We could convert the displacement into kilometers by using the fact there are 1000 meters in one kilometer. Alternatively, we could convert from kilometers per hour to meters per second. There are 60 seconds in one minute, and 60 minutes in one hour. As 60 multiplied by 60 is 3600, there are 3600 seconds in one hour. We can, therefore, convert from kilometers per hour to meters per second by multiplying by 1000 and then dividing by 3600. This is the same as dividing by 3.6. 144 divided by 3.6 is equal to 40. 48 divided by 3.6 is equal to 40 over three, or 13.3 recurring.
This means that our initial velocity is 40 meters per second and the final velocity is 40 over three meters per second.

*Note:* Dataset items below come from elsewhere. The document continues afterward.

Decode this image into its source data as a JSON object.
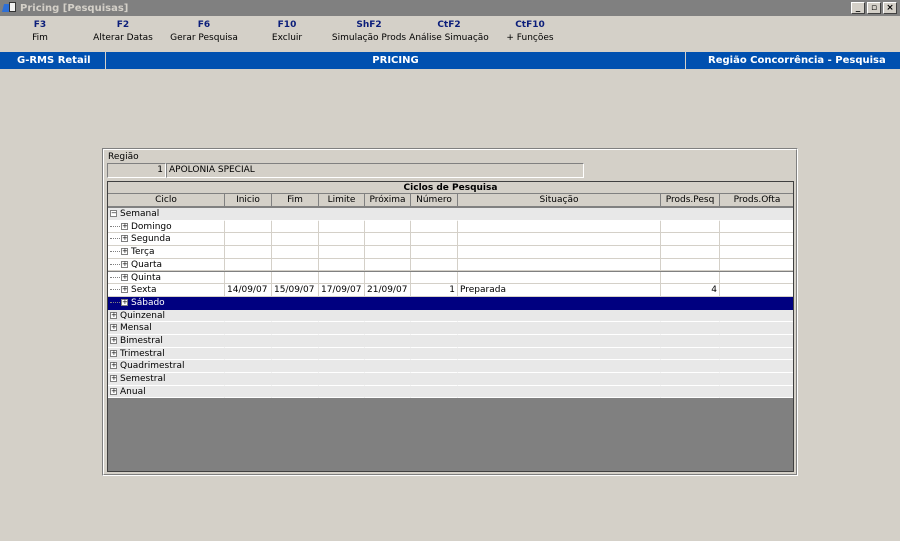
{
  "window": {
    "title": "Pricing [Pesquisas]",
    "min": "_",
    "max": "▫",
    "close": "×"
  },
  "toolbar": [
    {
      "key": "F3",
      "label": "Fim"
    },
    {
      "key": "F2",
      "label": "Alterar Datas"
    },
    {
      "key": "F6",
      "label": "Gerar Pesquisa"
    },
    {
      "key": "F10",
      "label": "Excluir"
    },
    {
      "key": "ShF2",
      "label": "Simulação Prods"
    },
    {
      "key": "CtF2",
      "label": "Análise Simuação"
    },
    {
      "key": "CtF10",
      "label": "+ Funções"
    }
  ],
  "header": {
    "left": "G-RMS Retail",
    "center": "PRICING",
    "right": "Região Concorrência - Pesquisa"
  },
  "regiao": {
    "label": "Região",
    "code": "1",
    "name": "APOLONIA SPECIAL"
  },
  "grid": {
    "title": "Ciclos de Pesquisa",
    "columns": [
      "Ciclo",
      "Inicio",
      "Fim",
      "Limite",
      "Próxima",
      "Número",
      "Situação",
      "Prods.Pesq",
      "Prods.Ofta"
    ],
    "rows": [
      {
        "ciclo": "Semanal",
        "level": 0,
        "expander": "−",
        "inicio": "",
        "fim": "",
        "limite": "",
        "proxima": "",
        "numero": "",
        "situacao": "",
        "pesq": "",
        "ofta": ""
      },
      {
        "ciclo": "Domingo",
        "level": 1,
        "expander": "+",
        "inicio": "",
        "fim": "",
        "limite": "",
        "proxima": "",
        "numero": "",
        "situacao": "",
        "pesq": "",
        "ofta": ""
      },
      {
        "ciclo": "Segunda",
        "level": 1,
        "expander": "+",
        "inicio": "",
        "fim": "",
        "limite": "",
        "proxima": "",
        "numero": "",
        "situacao": "",
        "pesq": "",
        "ofta": ""
      },
      {
        "ciclo": "Terça",
        "level": 1,
        "expander": "+",
        "inicio": "",
        "fim": "",
        "limite": "",
        "proxima": "",
        "numero": "",
        "situacao": "",
        "pesq": "",
        "ofta": ""
      },
      {
        "ciclo": "Quarta",
        "level": 1,
        "expander": "+",
        "inicio": "",
        "fim": "",
        "limite": "",
        "proxima": "",
        "numero": "",
        "situacao": "",
        "pesq": "",
        "ofta": ""
      },
      {
        "ciclo": "Quinta",
        "level": 1,
        "expander": "+",
        "inicio": "",
        "fim": "",
        "limite": "",
        "proxima": "",
        "numero": "",
        "situacao": "",
        "pesq": "",
        "ofta": ""
      },
      {
        "ciclo": "Sexta",
        "level": 1,
        "expander": "+",
        "inicio": "14/09/07",
        "fim": "15/09/07",
        "limite": "17/09/07",
        "proxima": "21/09/07",
        "numero": "1",
        "situacao": "Preparada",
        "pesq": "4",
        "ofta": ""
      },
      {
        "ciclo": "Sábado",
        "level": 1,
        "expander": "+",
        "inicio": "",
        "fim": "",
        "limite": "",
        "proxima": "",
        "numero": "",
        "situacao": "",
        "pesq": "",
        "ofta": "",
        "selected": true
      },
      {
        "ciclo": "Quinzenal",
        "level": 0,
        "expander": "+",
        "inicio": "",
        "fim": "",
        "limite": "",
        "proxima": "",
        "numero": "",
        "situacao": "",
        "pesq": "",
        "ofta": ""
      },
      {
        "ciclo": "Mensal",
        "level": 0,
        "expander": "+",
        "inicio": "",
        "fim": "",
        "limite": "",
        "proxima": "",
        "numero": "",
        "situacao": "",
        "pesq": "",
        "ofta": ""
      },
      {
        "ciclo": "Bimestral",
        "level": 0,
        "expander": "+",
        "inicio": "",
        "fim": "",
        "limite": "",
        "proxima": "",
        "numero": "",
        "situacao": "",
        "pesq": "",
        "ofta": ""
      },
      {
        "ciclo": "Trimestral",
        "level": 0,
        "expander": "+",
        "inicio": "",
        "fim": "",
        "limite": "",
        "proxima": "",
        "numero": "",
        "situacao": "",
        "pesq": "",
        "ofta": ""
      },
      {
        "ciclo": "Quadrimestral",
        "level": 0,
        "expander": "+",
        "inicio": "",
        "fim": "",
        "limite": "",
        "proxima": "",
        "numero": "",
        "situacao": "",
        "pesq": "",
        "ofta": ""
      },
      {
        "ciclo": "Semestral",
        "level": 0,
        "expander": "+",
        "inicio": "",
        "fim": "",
        "limite": "",
        "proxima": "",
        "numero": "",
        "situacao": "",
        "pesq": "",
        "ofta": ""
      },
      {
        "ciclo": "Anual",
        "level": 0,
        "expander": "+",
        "inicio": "",
        "fim": "",
        "limite": "",
        "proxima": "",
        "numero": "",
        "situacao": "",
        "pesq": "",
        "ofta": ""
      }
    ]
  }
}
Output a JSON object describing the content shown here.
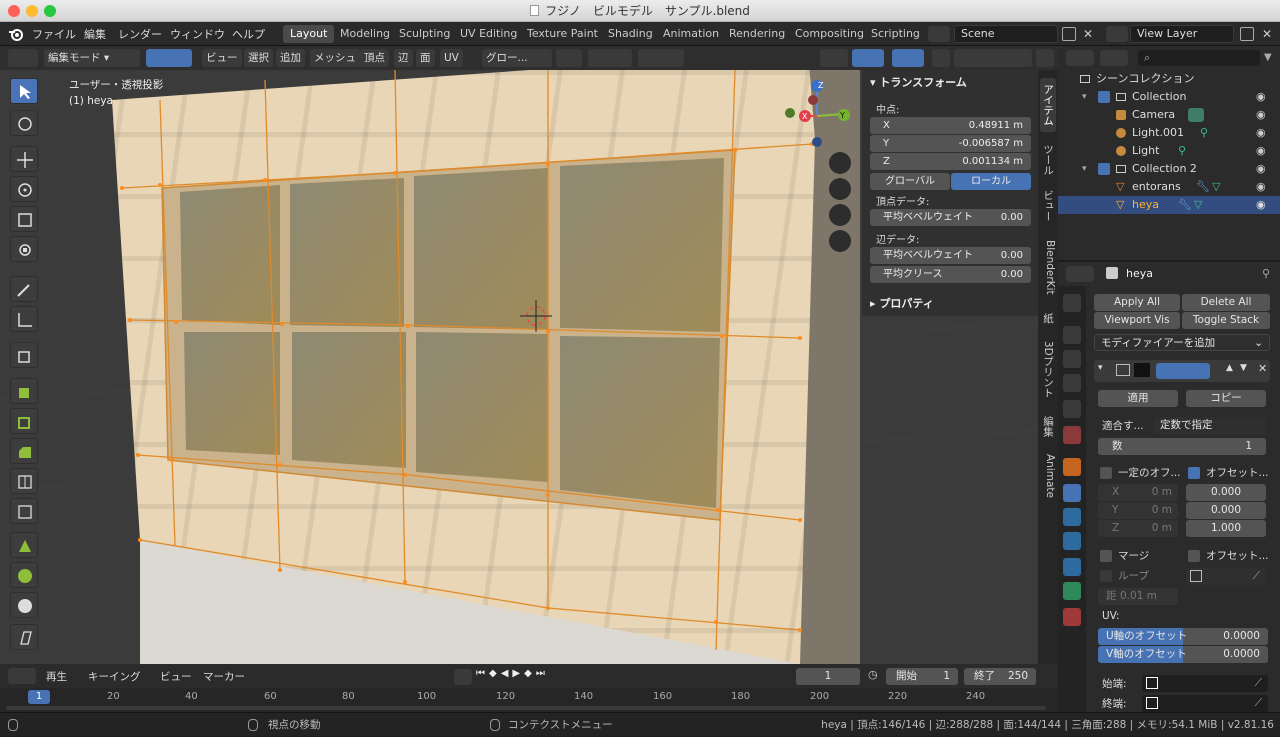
{
  "window": {
    "title": "フジノ　ビルモデル　サンプル.blend"
  },
  "topbar": {
    "menus": [
      "ファイル",
      "編集",
      "レンダー",
      "ウィンドウ",
      "ヘルプ"
    ],
    "workspaces": [
      "Layout",
      "Modeling",
      "Sculpting",
      "UV Editing",
      "Texture Paint",
      "Shading",
      "Animation",
      "Rendering",
      "Compositing",
      "Scripting"
    ],
    "active_workspace": "Layout",
    "scene": "Scene",
    "view_layer": "View Layer"
  },
  "header3d": {
    "mode": "編集モード",
    "menus": [
      "ビュー",
      "選択",
      "追加",
      "メッシュ",
      "頂点",
      "辺",
      "面",
      "UV"
    ],
    "orientation": "グロー..."
  },
  "viewport": {
    "view_label": "ユーザー・透視投影",
    "object_label": "(1) heya",
    "gizmo_axes": {
      "x": "X",
      "y": "Y",
      "z": "Z"
    }
  },
  "npanel": {
    "transform_title": "トランスフォーム",
    "median_label": "中点:",
    "coords": [
      {
        "axis": "X",
        "value": "0.48911 m"
      },
      {
        "axis": "Y",
        "value": "-0.006587 m"
      },
      {
        "axis": "Z",
        "value": "0.001134 m"
      }
    ],
    "global_label": "グローバル",
    "local_label": "ローカル",
    "vertex_data_label": "頂点データ:",
    "vertex_bevel_label": "平均ベベルウェイト",
    "vertex_bevel_value": "0.00",
    "edge_data_label": "辺データ:",
    "edge_bevel_label": "平均ベベルウェイト",
    "edge_bevel_value": "0.00",
    "crease_label": "平均クリース",
    "crease_value": "0.00",
    "properties_title": "プロパティ"
  },
  "sidebar_tabs": [
    "アイテム",
    "ツール",
    "ビュー",
    "BlenderKit",
    "紙",
    "3Dプリント",
    "編集",
    "Animate"
  ],
  "outliner": {
    "root": "シーンコレクション",
    "rows": [
      {
        "label": "Collection",
        "indent": 1
      },
      {
        "label": "Camera",
        "indent": 2
      },
      {
        "label": "Light.001",
        "indent": 2
      },
      {
        "label": "Light",
        "indent": 2
      },
      {
        "label": "Collection 2",
        "indent": 1
      },
      {
        "label": "entorans",
        "indent": 2
      },
      {
        "label": "heya",
        "indent": 2
      }
    ]
  },
  "properties": {
    "object_name": "heya",
    "apply_all": "Apply All",
    "delete_all": "Delete All",
    "viewport_vis": "Viewport Vis",
    "toggle_stack": "Toggle Stack",
    "add_modifier": "モディファイアーを追加",
    "apply": "適用",
    "copy": "コピー",
    "fit_label": "適合す...",
    "fit_value": "定数で指定",
    "count_label": "数",
    "count_value": "1",
    "const_offset": "一定のオフ...",
    "rel_offset": "オフセット...",
    "const_axes": [
      {
        "axis": "X",
        "value": "0 m"
      },
      {
        "axis": "Y",
        "value": "0 m"
      },
      {
        "axis": "Z",
        "value": "0 m"
      }
    ],
    "rel_values": [
      "0.000",
      "0.000",
      "1.000"
    ],
    "merge": "マージ",
    "obj_offset": "オフセット...",
    "loop": "ループ",
    "distance_label": "距",
    "distance_value": "0.01 m",
    "uv_label": "UV:",
    "u_offset_label": "U軸のオフセット",
    "u_offset_value": "0.0000",
    "v_offset_label": "V軸のオフセット",
    "v_offset_value": "0.0000",
    "start_cap": "始端:",
    "end_cap": "終端:"
  },
  "timeline": {
    "menus": [
      "再生",
      "キーイング",
      "ビュー",
      "マーカー"
    ],
    "current_frame": "1",
    "start_label": "開始",
    "start_value": "1",
    "end_label": "終了",
    "end_value": "250",
    "ticks": [
      "1",
      "20",
      "40",
      "60",
      "80",
      "100",
      "120",
      "140",
      "160",
      "180",
      "200",
      "220",
      "240"
    ]
  },
  "statusbar": {
    "left": "視点の移動",
    "middle": "コンテクストメニュー",
    "right": "heya | 頂点:146/146 | 辺:288/288 | 面:144/144 | 三角面:288 | メモリ:54.1 MiB | v2.81.16"
  }
}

The first part of our question asks us to calculate the time 𝑡 that it took to decelerate between these two values. We will use the equation 𝑠 is equal to 𝑢 plus 𝑣 divided by two multiplied by 𝑡. Substituting in our values we get 1200 is equal to 40 plus 40 over three divided by two multiplied by 𝑡. The calculation in the brackets simplifies to 80 over three or eighty thirds so that we have 1200 is equal to 80 over three multiplied by 𝑡.
Multiplying both sides of this equation by three gives us 3600 is equal to 80𝑡. We can then divide both sides by 80 so that 𝑡 is equal to 45. The time taken for the car to decelerate from 144 kilometers per hour to 48 kilometers per hour is 45 seconds.
The second part of the question wants us to calculate how much further the car would travel before it stops. In order to do this, we firstly need to calculate the value of 𝑎. One way of doing this is using the equation 𝑣 squared is equal to 𝑢 squared plus two 𝑎𝑠. Substituting in our values here, we have 40 over three squared is equal to 40 squared plus two 𝑎 multiplied by 1200. This simplifies to 1600 over nine is equal to 1600 plus 2400𝑎. We can divide each of the terms by 100. Subtracting 16 from both sides of this equation gives us negative 128 over nine is equal to 24𝑎. We can then divide both sides by 24 so that 𝑎 is equal to negative 16 over 27.
The acceleration of the car is equal to negative 16 over 27 meters per square second. Therefore, the deceleration is 16 over 27 meters per square second. This is the magnitude or absolute value of 𝑎. We will now clear some space to work out the final part of this question.
We need to calculate the distance traveled from this point until the car stops. This means that the initial velocity is now 40 over three meters per second. The value of 𝑎 is negative 16 over 27 meters per second squared as the car maintains the rate of deceleration. The final velocity is equal to zero meters per second.
We will once again use the equation 𝑣 squared is equal to 𝑢 squared plus two 𝑎𝑠. Substituting in our values, we have zero squared is equal to 40 over three squared plus two multiplied by negative 16 over 27 multiplied by 𝑠. This simplifies to zero is equal to 1600 over nine minus 32 over 27 multiplied by 𝑠. The numerators are both divisible by nine. And the denominators are divisible by 32. Adding 𝑠 over three to both sides gives us 𝑠 over three is equal to 50. We can then multiply both sides by three, giving us a value of 𝑠 equal to 150.
The car travels 150 meters further before it stops.